All living creatures, from the cuddly seal pup to the slimy razor clam, are ``God's creations and unique entities that deserve respect for just what they are,'' says Santa Monica, Calif., Episcopal priest Peter Gwillam Kreitler, who resigned from his parish in 1990 to work full time on the environment.
Religious environmentalists are also pushing open the parameters of the ecological debate to questions of morality and social justice.
Does 5 percent of the world's wealthiest population have the moral right to endanger everyone else with industrial pollution? Is it ethical to place toxic waste dumps near the poor and politically disenfranchised?
Religious groups have played a significant role in the debate over the Headwaters Forest, where pressure from Jewish activists is credited with helping to prod Charles Hurwitz, the head of the company that owns the forest, into making a deal. Hurwitz is Jewish.
Similarly, in the debate over the Endangered Species Act, evangelical Christians are often credited with a hefty role in halting attempts to loosen the laws. Republican leaders pushed hard to amend the law after winning the congressional majority in 1994, but conservative religious groups countered by lobbying Republicans in 1996.

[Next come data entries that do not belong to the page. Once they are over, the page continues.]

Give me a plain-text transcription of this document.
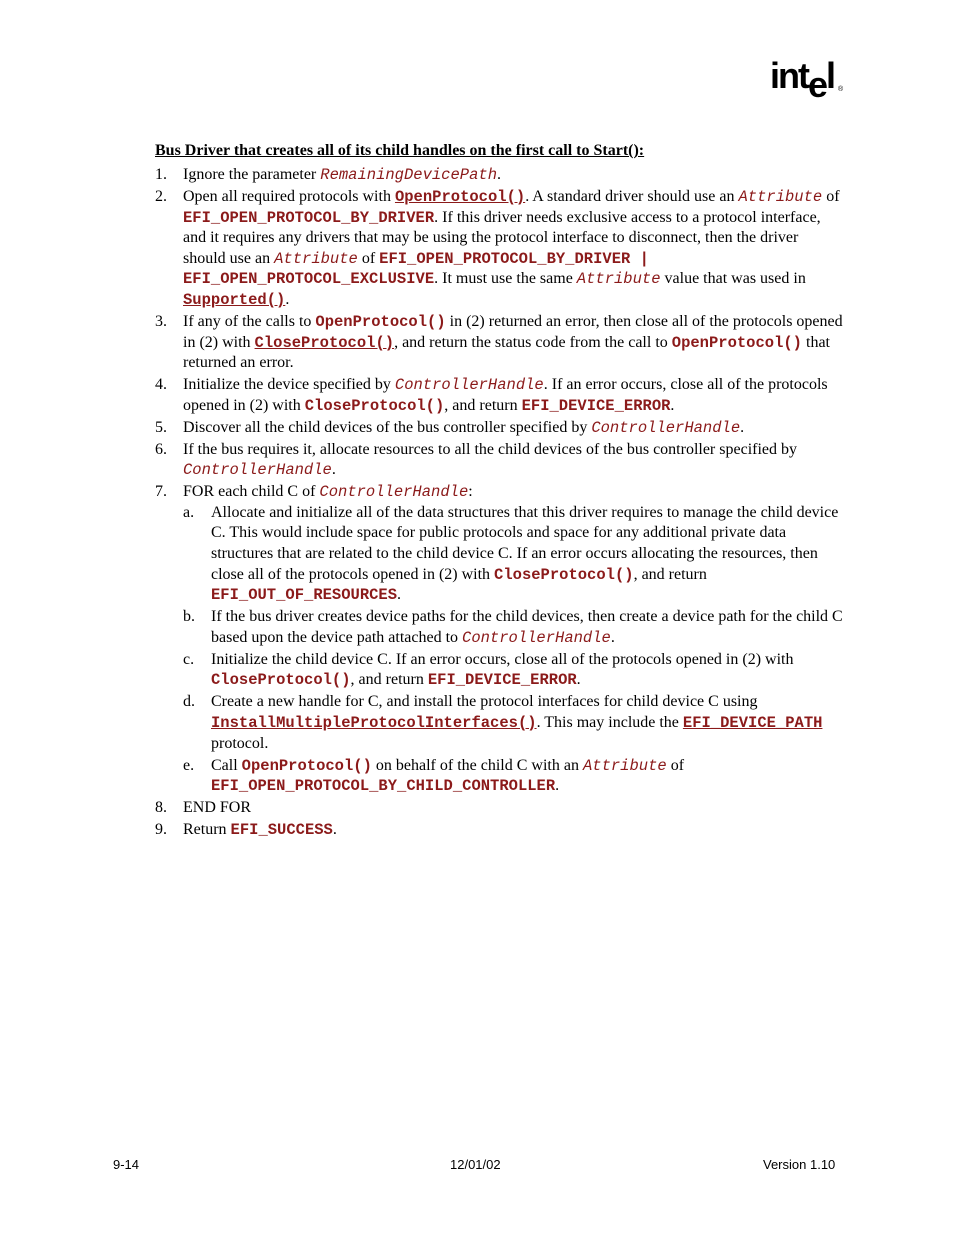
intel ®
Bus Driver that creates all of its child handles on the first call to Start():
1. Ignore the parameter RemainingDevicePath.
2. Open all required protocols with OpenProtocol(). A standard driver should use an Attribute of EFI_OPEN_PROTOCOL_BY_DRIVER. If this driver needs exclusive access to a protocol interface, and it requires any drivers that may be using the protocol interface to disconnect, then the driver should use an Attribute of EFI_OPEN_PROTOCOL_BY_DRIVER | EFI_OPEN_PROTOCOL_EXCLUSIVE. It must use the same Attribute value that was used in Supported().
3. If any of the calls to OpenProtocol() in (2) returned an error, then close all of the protocols opened in (2) with CloseProtocol(), and return the status code from the call to OpenProtocol() that returned an error.
4. Initialize the device specified by ControllerHandle. If an error occurs, close all of the protocols opened in (2) with CloseProtocol(), and return EFI_DEVICE_ERROR.
5. Discover all the child devices of the bus controller specified by ControllerHandle.
6. If the bus requires it, allocate resources to all the child devices of the bus controller specified by ControllerHandle.
7. FOR each child C of ControllerHandle:
a. Allocate and initialize all of the data structures that this driver requires to manage the child device C. This would include space for public protocols and space for any additional private data structures that are related to the child device C. If an error occurs allocating the resources, then close all of the protocols opened in (2) with CloseProtocol(), and return EFI_OUT_OF_RESOURCES.
b. If the bus driver creates device paths for the child devices, then create a device path for the child C based upon the device path attached to ControllerHandle.
c. Initialize the child device C. If an error occurs, close all of the protocols opened in (2) with CloseProtocol(), and return EFI_DEVICE_ERROR.
d. Create a new handle for C, and install the protocol interfaces for child device C using InstallMultipleProtocolInterfaces(). This may include the EFI_DEVICE_PATH protocol.
e. Call OpenProtocol() on behalf of the child C with an Attribute of EFI_OPEN_PROTOCOL_BY_CHILD_CONTROLLER.
8. END FOR
9. Return EFI_SUCCESS.
9-14	12/01/02	Version 1.10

Fueling much of the movement is the National Religious Partnership for the Environment, launched in 1993 to enact what executive director Paul Gorman called a ``distinctly religious response to the crisis of environmental sustainability and social justice.'' The partners include the U.S. Catholic Conference, the Evangelical Environmental Network, the National Council of Churches and the Coalition on the Environment and Jewish Life.